Outro evento que me marcou muito foi o motivo pelo qual devia ir: conhecer o Meeting de Rímini. Realmente aquele lugar é fantástico, e supera qualquer expectativa que se possa ter antes de conhecê-lo. À medida que os dias iam passando, eu ficava cada vez mais impressionado e maravilhado com o Meeting, com a disponibilidade dos voluntários, a possibilidade concreta de diálogo verdadeiro com outras religiões, e até mesmo entre políticos de pensamentos divergentes. Enfim, cada palestra, cada mostra ou gesto cultural apresentado revelava uma grandeza particular. Outra coisa que também me impressionou é que foi muito grande sua repercussão na mídia (a abertura com a missa celebrada pelo Cardeal e a benção do Papa foi transmitida ao vivo pela TV), e eram milhares de pessoas vindas de milhares de lugares diferentes, de idiomas diferentes, transitando com amigos, com seus filhos, e como tinham crianças naquele lugar. De fato, para mim ficou a impressão que aquela era realmente uma bela maneira de se evangelizar e de mostrar a verdade, a grandeza e a beleza do cristianismo a todos.

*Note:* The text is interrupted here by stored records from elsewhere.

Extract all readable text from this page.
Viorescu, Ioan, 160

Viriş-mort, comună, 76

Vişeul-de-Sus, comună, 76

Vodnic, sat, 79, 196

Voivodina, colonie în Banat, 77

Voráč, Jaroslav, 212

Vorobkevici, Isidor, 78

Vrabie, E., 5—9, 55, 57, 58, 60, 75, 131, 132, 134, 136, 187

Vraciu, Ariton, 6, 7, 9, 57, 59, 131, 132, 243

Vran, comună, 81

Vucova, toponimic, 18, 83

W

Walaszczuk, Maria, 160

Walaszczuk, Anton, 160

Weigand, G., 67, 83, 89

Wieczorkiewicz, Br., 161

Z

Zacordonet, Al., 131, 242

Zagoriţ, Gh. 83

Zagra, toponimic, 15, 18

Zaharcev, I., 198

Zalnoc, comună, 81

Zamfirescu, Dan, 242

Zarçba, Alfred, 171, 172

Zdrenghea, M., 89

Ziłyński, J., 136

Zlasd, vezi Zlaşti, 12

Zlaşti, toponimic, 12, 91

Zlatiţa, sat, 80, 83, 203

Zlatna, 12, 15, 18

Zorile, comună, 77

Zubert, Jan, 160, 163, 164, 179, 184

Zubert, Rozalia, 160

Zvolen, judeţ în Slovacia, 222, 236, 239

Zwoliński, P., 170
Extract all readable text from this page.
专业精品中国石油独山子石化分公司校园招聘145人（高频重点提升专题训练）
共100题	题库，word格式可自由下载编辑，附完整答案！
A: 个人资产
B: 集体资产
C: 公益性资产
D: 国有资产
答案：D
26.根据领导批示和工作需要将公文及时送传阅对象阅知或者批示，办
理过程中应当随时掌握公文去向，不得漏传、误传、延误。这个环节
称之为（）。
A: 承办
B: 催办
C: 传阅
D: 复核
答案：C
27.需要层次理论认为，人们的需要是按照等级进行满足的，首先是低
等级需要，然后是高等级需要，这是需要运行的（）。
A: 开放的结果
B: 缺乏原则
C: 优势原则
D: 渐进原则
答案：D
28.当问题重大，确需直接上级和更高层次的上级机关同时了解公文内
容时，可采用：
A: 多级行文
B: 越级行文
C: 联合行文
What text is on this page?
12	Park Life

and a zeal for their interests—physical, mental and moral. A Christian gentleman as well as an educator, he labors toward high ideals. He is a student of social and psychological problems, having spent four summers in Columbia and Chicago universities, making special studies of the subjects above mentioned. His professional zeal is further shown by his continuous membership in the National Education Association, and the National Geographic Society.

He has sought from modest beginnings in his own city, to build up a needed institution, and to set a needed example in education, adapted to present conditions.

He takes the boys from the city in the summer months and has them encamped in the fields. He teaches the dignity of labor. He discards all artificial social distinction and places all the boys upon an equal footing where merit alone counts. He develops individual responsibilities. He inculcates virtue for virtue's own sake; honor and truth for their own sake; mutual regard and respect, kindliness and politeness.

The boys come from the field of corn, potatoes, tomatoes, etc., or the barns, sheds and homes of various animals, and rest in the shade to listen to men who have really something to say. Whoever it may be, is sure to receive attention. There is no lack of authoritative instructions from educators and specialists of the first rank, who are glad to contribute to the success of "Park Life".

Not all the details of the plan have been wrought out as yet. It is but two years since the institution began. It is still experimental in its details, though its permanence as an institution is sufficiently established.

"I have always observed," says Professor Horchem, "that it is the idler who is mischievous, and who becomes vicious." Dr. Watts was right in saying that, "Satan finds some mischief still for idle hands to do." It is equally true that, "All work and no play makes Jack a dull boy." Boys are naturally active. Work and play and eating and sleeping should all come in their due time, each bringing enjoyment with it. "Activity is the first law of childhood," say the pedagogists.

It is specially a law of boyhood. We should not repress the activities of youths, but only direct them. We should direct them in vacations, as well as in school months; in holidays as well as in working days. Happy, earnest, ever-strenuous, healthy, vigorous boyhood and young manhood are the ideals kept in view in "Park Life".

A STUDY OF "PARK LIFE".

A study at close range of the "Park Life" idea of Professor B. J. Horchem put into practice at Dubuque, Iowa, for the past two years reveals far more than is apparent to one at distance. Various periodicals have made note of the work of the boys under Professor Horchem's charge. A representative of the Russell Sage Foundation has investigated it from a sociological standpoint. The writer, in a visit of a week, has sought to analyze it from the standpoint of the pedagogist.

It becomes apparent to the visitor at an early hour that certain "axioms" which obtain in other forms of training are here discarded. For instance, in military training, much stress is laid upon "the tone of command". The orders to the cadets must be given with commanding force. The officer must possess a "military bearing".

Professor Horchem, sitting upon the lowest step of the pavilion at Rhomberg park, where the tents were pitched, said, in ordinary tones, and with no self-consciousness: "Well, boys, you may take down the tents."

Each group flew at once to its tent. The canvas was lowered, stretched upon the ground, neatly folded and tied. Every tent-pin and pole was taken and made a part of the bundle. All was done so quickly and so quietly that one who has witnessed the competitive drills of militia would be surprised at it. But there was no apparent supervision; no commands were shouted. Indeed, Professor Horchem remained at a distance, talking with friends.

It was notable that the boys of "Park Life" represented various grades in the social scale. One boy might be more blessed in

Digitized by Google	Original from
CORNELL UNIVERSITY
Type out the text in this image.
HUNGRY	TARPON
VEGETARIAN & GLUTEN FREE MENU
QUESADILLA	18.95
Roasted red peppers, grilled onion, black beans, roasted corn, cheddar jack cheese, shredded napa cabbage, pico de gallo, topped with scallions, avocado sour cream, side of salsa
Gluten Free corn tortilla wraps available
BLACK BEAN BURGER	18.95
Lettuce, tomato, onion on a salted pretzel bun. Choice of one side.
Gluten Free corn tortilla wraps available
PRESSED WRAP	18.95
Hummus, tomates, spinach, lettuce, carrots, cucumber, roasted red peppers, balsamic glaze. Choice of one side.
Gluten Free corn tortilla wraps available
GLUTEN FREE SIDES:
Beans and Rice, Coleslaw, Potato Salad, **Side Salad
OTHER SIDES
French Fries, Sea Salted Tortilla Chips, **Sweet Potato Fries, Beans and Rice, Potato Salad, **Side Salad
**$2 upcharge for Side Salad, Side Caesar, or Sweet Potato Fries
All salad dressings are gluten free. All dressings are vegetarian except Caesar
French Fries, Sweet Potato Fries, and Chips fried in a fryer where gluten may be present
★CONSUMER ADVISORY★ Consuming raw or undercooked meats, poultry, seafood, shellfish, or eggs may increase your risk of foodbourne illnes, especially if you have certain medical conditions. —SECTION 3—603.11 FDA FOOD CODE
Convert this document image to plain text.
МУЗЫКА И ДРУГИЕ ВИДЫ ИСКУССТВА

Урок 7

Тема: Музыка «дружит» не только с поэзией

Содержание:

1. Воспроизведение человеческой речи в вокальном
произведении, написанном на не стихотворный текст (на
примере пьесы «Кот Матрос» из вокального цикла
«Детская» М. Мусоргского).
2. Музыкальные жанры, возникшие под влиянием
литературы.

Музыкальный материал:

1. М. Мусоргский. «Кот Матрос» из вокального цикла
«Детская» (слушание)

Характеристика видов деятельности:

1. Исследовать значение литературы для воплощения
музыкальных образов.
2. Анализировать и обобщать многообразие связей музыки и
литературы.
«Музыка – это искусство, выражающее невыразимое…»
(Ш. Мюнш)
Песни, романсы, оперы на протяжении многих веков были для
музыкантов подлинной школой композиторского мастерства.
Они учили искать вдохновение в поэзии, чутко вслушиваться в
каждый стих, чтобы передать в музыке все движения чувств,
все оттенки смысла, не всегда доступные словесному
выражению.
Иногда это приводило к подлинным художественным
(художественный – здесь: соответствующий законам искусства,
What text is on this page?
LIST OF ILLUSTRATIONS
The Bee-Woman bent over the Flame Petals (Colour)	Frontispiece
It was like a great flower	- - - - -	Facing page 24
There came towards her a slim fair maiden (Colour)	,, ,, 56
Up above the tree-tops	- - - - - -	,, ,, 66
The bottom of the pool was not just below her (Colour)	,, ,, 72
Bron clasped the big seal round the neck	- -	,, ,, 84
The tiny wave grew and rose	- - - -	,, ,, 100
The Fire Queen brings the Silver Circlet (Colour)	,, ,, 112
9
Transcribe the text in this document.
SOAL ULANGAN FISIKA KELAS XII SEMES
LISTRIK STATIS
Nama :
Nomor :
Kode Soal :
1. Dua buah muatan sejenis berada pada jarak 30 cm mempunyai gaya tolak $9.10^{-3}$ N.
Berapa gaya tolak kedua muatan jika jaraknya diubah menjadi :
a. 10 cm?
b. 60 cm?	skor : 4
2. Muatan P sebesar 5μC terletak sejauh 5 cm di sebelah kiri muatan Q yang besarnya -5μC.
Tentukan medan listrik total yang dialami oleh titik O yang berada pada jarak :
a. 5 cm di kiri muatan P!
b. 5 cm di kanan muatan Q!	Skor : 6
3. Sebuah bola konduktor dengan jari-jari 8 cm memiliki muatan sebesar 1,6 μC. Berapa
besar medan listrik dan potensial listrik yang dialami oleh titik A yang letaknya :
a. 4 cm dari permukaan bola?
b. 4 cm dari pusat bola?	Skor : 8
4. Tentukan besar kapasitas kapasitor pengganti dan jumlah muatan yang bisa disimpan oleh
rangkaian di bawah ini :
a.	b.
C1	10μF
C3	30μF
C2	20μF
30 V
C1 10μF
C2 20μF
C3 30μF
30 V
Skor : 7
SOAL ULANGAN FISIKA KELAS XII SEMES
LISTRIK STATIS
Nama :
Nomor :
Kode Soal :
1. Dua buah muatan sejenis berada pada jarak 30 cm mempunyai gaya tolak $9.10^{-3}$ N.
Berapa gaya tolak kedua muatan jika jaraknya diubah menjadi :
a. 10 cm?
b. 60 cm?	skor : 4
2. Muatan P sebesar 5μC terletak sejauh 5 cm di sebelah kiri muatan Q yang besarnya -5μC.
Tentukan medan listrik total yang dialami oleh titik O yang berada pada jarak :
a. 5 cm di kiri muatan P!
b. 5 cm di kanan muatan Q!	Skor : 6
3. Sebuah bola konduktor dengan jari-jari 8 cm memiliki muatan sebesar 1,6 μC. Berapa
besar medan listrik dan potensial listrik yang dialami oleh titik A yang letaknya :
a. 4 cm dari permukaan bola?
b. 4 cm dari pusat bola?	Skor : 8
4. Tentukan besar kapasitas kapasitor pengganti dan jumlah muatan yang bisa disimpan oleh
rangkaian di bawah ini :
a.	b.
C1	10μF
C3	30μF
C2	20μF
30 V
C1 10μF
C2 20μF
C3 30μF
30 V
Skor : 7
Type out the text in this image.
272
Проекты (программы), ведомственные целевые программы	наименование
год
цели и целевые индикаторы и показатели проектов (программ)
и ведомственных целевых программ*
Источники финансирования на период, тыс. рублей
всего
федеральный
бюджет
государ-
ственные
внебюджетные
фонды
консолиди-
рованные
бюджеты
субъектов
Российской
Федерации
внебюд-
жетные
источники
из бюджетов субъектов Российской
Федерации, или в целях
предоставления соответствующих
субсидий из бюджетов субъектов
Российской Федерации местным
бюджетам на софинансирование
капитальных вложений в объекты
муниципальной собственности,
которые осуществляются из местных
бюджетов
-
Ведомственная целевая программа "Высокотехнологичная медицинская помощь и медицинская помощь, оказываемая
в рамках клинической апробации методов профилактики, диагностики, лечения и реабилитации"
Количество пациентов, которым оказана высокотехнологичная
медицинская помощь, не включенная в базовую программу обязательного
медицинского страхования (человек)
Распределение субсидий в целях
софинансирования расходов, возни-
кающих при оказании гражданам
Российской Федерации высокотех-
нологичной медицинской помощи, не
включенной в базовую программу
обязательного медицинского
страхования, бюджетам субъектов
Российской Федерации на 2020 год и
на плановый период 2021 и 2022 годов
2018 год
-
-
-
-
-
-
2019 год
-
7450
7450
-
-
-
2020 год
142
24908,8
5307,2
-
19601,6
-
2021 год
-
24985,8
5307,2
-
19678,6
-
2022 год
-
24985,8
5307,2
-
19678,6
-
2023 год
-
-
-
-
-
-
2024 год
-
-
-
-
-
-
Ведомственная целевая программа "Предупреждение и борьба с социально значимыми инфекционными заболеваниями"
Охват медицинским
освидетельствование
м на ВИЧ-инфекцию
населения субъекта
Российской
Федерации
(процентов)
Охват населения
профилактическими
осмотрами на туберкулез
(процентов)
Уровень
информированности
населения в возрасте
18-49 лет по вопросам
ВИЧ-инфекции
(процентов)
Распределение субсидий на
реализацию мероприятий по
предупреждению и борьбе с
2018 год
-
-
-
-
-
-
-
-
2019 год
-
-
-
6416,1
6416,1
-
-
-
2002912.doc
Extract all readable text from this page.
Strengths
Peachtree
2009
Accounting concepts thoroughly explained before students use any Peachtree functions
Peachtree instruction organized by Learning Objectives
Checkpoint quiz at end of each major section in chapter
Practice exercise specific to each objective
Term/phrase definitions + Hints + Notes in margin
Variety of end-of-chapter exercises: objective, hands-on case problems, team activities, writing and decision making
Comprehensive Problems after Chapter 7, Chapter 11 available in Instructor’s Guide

E aí cheguei a Roma, encontrei com a Gislaine, a Luciana e os amigos dos Jovens Trabalhadores, e fomos logo fazendo amigos. A Irmã Júlia, uma freira simpática que mora na casa onde estávamos hospedados, me falava que morou em missão por 24 anos em Goiânia, que adorava nosso país e que sentia saudades de notícias boas do Brasil, pois na Itália são escassas. Então não perdi tempo, dei-lhe logo uma revista Passos e mostrei um juízo cristão sobre o acidente de Congonhas. Ela ficou comovida e disse que vai fazer uma assinatura. E para finalizar, fui presenteado com a beleza do Vaticano e da cidade de Roma, com a audiência de quarta-feira com o Papa na praça de São Pedro, e pude receber de perto a sua benção com toda sua paternidade e afeição, que coroou minha viagem. Realmente, muito obrigado.